Here’s the brief story of an obscenely large picture.
It’s the brainchild of a company called Jingkun Technology, or BigPixel, taken from atop the Oriental Pearl Tower in Shanghai, China.
What it is not, contrary to chatter on social media this week, is some evil new Chinese satellite “quantum technology.”
It’s just a very, very big picture, and according to the company, more than 8 million people have explored it.
The company said the photo’s resolution is a mind-blowing 195 gigapixels.
The resolution of digital cameras and smartphones is often measured in megapixels, or 1 million pixels – a 12-megapixel camera, for example, can produce images with 12 million total pixels. But in this case we’re talking about gigapixels, or 1 billion pixels.
BigPixel reckons its photos are more than 2,000 times as precise as those captured by an ordinary camera, and that its 360-degree snapshot of a sunny Shanghai day is the world’s third-biggest photo and Asia’s largest.

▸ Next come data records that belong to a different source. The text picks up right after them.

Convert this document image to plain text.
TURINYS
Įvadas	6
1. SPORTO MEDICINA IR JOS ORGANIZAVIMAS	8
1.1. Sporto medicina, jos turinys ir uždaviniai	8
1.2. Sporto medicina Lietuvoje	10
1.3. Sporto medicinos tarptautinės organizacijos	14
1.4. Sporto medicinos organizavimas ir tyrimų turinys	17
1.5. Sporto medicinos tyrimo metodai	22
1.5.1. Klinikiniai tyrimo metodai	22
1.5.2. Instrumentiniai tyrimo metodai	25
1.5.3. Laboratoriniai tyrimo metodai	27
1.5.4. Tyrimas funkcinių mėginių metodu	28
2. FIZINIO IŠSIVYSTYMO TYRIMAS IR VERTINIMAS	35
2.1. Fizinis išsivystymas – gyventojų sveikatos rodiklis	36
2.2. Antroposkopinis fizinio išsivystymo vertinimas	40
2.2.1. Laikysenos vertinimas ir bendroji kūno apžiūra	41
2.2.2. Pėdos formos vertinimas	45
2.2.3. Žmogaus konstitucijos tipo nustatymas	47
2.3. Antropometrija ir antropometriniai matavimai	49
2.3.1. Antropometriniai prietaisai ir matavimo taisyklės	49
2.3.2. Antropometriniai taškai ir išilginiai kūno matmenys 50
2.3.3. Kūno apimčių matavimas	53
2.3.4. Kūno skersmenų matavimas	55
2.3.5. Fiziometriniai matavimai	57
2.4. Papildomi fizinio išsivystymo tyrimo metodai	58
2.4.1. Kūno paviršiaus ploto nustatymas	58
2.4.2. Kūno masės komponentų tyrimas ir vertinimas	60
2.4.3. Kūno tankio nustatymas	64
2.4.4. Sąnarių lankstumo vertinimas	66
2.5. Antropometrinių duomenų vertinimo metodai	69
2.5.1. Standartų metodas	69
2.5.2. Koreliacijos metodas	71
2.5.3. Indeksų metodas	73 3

The company says it’s a collection of images taken over a few months and integrated using image-stitching technology.
BigPixel says this is its first panorama with hundreds of billions of pixels. The result is an unearthly, uncanny, unsettling ability to zoom in so close to the oblivious person on the street that you can literally see their facial expression – making the technology’s potential for covert surveillance quite obvious.